The one artefact that we do have from him and which is in the possession of my father is the subject of today’s picture. It is a military field compass dated 1915 that almost certainly went with him to Palestine. It is the only tangible object that my family has that belonged to Captain Nelson.
I know so little about him apart from what is written above, most of which is gleaned from some photocopies that the military museum kindly did for my father. I have no idea of what sort of a man he was – another family story suggests that his first wife, my great grandmother died in mysterious circumstances but this is probably more to do with the animosity towards the second wife – but I do know that he fought for his country and acquitted himself admirably. My son is thrilled about this and the compass is an object that he never gets tired of looking at. I do wonder what he would have made of his family as it is now; being a military man he probably would not appreciate my thoughts on the Iraq war. However, I do think that no matter what the reasons are for going to war we should always support the men and women who put their lives on the line for us on a daily basis.
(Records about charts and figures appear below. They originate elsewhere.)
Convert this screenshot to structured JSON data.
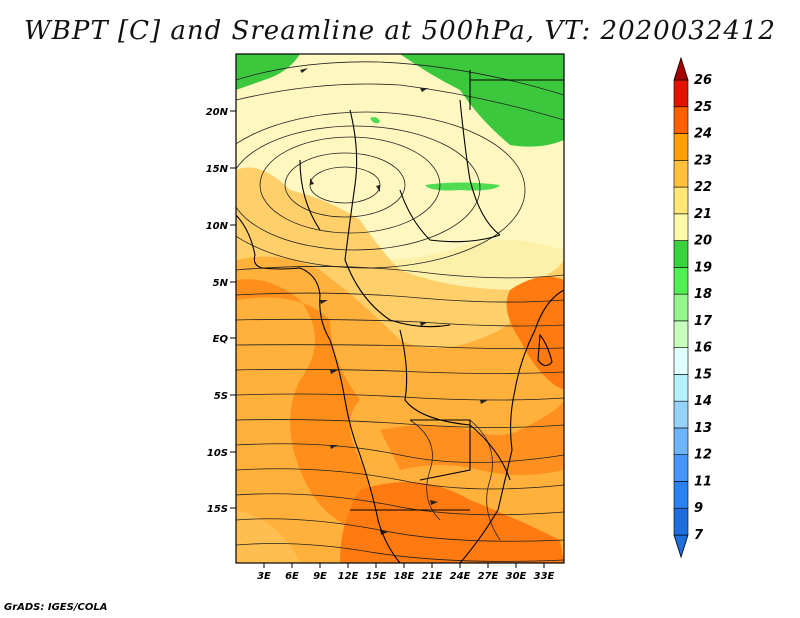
{
  "title": "WBPT [C] and Sreamline at 500hPa, VT: 2020032412",
  "credit": "GrADS: IGES/COLA",
  "map": {
    "lat_ticks": [
      "20N",
      "15N",
      "10N",
      "5N",
      "EQ",
      "5S",
      "10S",
      "15S"
    ],
    "lon_ticks": [
      "3E",
      "6E",
      "9E",
      "12E",
      "15E",
      "18E",
      "21E",
      "24E",
      "27E",
      "30E",
      "33E"
    ]
  },
  "colorbar": {
    "labels": [
      "7",
      "9",
      "11",
      "12",
      "13",
      "14",
      "15",
      "16",
      "17",
      "18",
      "19",
      "20",
      "21",
      "22",
      "23",
      "24",
      "25",
      "26"
    ],
    "colors": [
      "#1e6edc",
      "#2882f0",
      "#4696fa",
      "#6eb4fa",
      "#96d2fa",
      "#b4f0fa",
      "#e1ffff",
      "#c8ffbe",
      "#96f58c",
      "#50f050",
      "#37d23c",
      "#fafaaa",
      "#ffe878",
      "#ffc03c",
      "#ffa000",
      "#ff6000",
      "#e11400",
      "#a50000"
    ]
  }
}
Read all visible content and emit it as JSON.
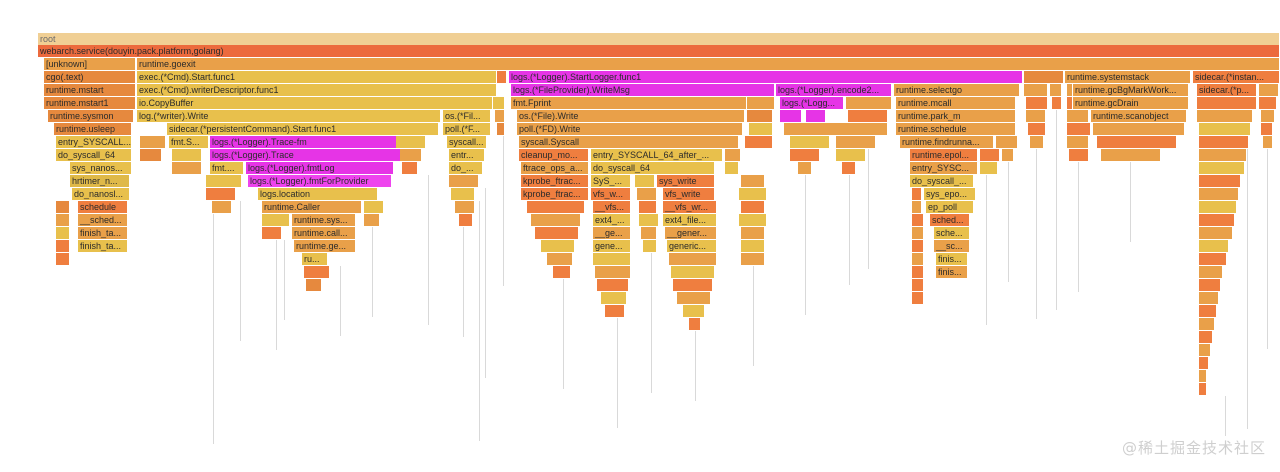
{
  "watermark": "@稀土掘金技术社区",
  "colors": {
    "root": "#f0cf94",
    "top": "#ec6a3d",
    "orange": "#e9a049",
    "orange_dark": "#e6893e",
    "orange_red": "#ef7e3f",
    "yellow": "#e8c04c",
    "magenta": "#e634e6"
  },
  "frames": {
    "root": "root",
    "service": "webarch.service(douyin.pack.platform,golang)",
    "unknown": "[unknown]",
    "goexit": "runtime.goexit",
    "cgo_text": "cgo(.text)",
    "cmd_start_func1": "exec.(*Cmd).Start.func1",
    "startlogger_func1": "logs.(*Logger).StartLogger.func1",
    "systemstack": "runtime.systemstack",
    "sidecar_instance": "sidecar.(*instan...",
    "mstart": "runtime.mstart",
    "writer_descriptor_func1": "exec.(*Cmd).writerDescriptor.func1",
    "fileprovider_writemsg": "logs.(*FileProvider).WriteMsg",
    "logger_encode2": "logs.(*Logger).encode2...",
    "selectgo": "runtime.selectgo",
    "gcbgmarkworker": "runtime.gcBgMarkWork...",
    "sidecar_p": "sidecar.(*p...",
    "mstart1": "runtime.mstart1",
    "io_copybuffer": "io.CopyBuffer",
    "fmt_fprint": "fmt.Fprint",
    "logger_short": "logs.(*Logg...",
    "mcall": "runtime.mcall",
    "gcdrain": "runtime.gcDrain",
    "sysmon": "runtime.sysmon",
    "log_writer_write": "log.(*writer).Write",
    "os_file_short": "os.(*Fil...",
    "os_file_write": "os.(*File).Write",
    "park_m": "runtime.park_m",
    "scanobject": "runtime.scanobject",
    "usleep": "runtime.usleep",
    "persistent_command": "sidecar.(*persistentCommand).Start.func1",
    "poll_f_short": "poll.(*F...",
    "poll_fd_write": "poll.(*FD).Write",
    "schedule": "runtime.schedule",
    "entry_syscall": "entry_SYSCALL...",
    "fmt_s": "fmt.S...",
    "trace_fm": "logs.(*Logger).Trace-fm",
    "syscall_short": "syscall...",
    "syscall_syscall": "syscall.Syscall",
    "findrunnable": "runtime.findrunna...",
    "do_syscall_64": "do_syscall_64",
    "logger_trace": "logs.(*Logger).Trace",
    "entr_short": "entr...",
    "cleanup_mo": "cleanup_mo...",
    "entry_syscall_64_after": "entry_SYSCALL_64_after_...",
    "runtime_epol": "runtime.epol...",
    "sys_nanos": "sys_nanos...",
    "fmt_short": "fmt....",
    "fmtlog": "logs.(*Logger).fmtLog",
    "do_short": "do_...",
    "ftrace_ops_a": "ftrace_ops_a...",
    "do_syscall_64_b": "do_syscall_64",
    "entry_sysc": "entry_SYSC...",
    "hrtimer_n": "hrtimer_n...",
    "fmtforprovider": "logs.(*Logger).fmtForProvider",
    "kprobe_ftrac": "kprobe_ftrac...",
    "sys_short": "SyS_...",
    "sys_write": "sys_write",
    "do_syscall_short": "do_syscall_...",
    "do_nanosl": "do_nanosl...",
    "logs_location": "logs.location",
    "kprobe_ftrac2": "kprobe_ftrac...",
    "vfs_w": "vfs_w...",
    "vfs_write": "vfs_write",
    "sys_epo": "sys_epo...",
    "schedule_k": "schedule",
    "runtime_caller": "runtime.Caller",
    "vfs_sub": "__vfs...",
    "vfs_write_sub": "__vfs_wr...",
    "ep_poll": "ep_poll",
    "sched_sub": "__sched...",
    "runtime_sys": "runtime.sys...",
    "ext4_short": "ext4_...",
    "ext4_file": "ext4_file...",
    "sched_e": "sched...",
    "finish_ta": "finish_ta...",
    "runtime_call": "runtime.call...",
    "ge_sub": "__ge...",
    "gener_sub": "__gener...",
    "sche": "sche...",
    "finish_ta2": "finish_ta...",
    "runtime_ge": "runtime.ge...",
    "gene": "gene...",
    "generic": "generic...",
    "sc_sub": "__sc...",
    "ru": "ru...",
    "finis": "finis...",
    "finis2": "finis..."
  }
}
The pictures of the young men being repatriated from Afghanistan and the corteges passing through Wooton Bassett serve as a reminder of the sacrifice that those in the armed forces are making and the danger they put themselves in. Almost 93 years ago to the day my great grandfather led his men to attack an enemy position in Gaza. This blog post is my way of saying thank you and that I, and his great great grandson, will never forget him.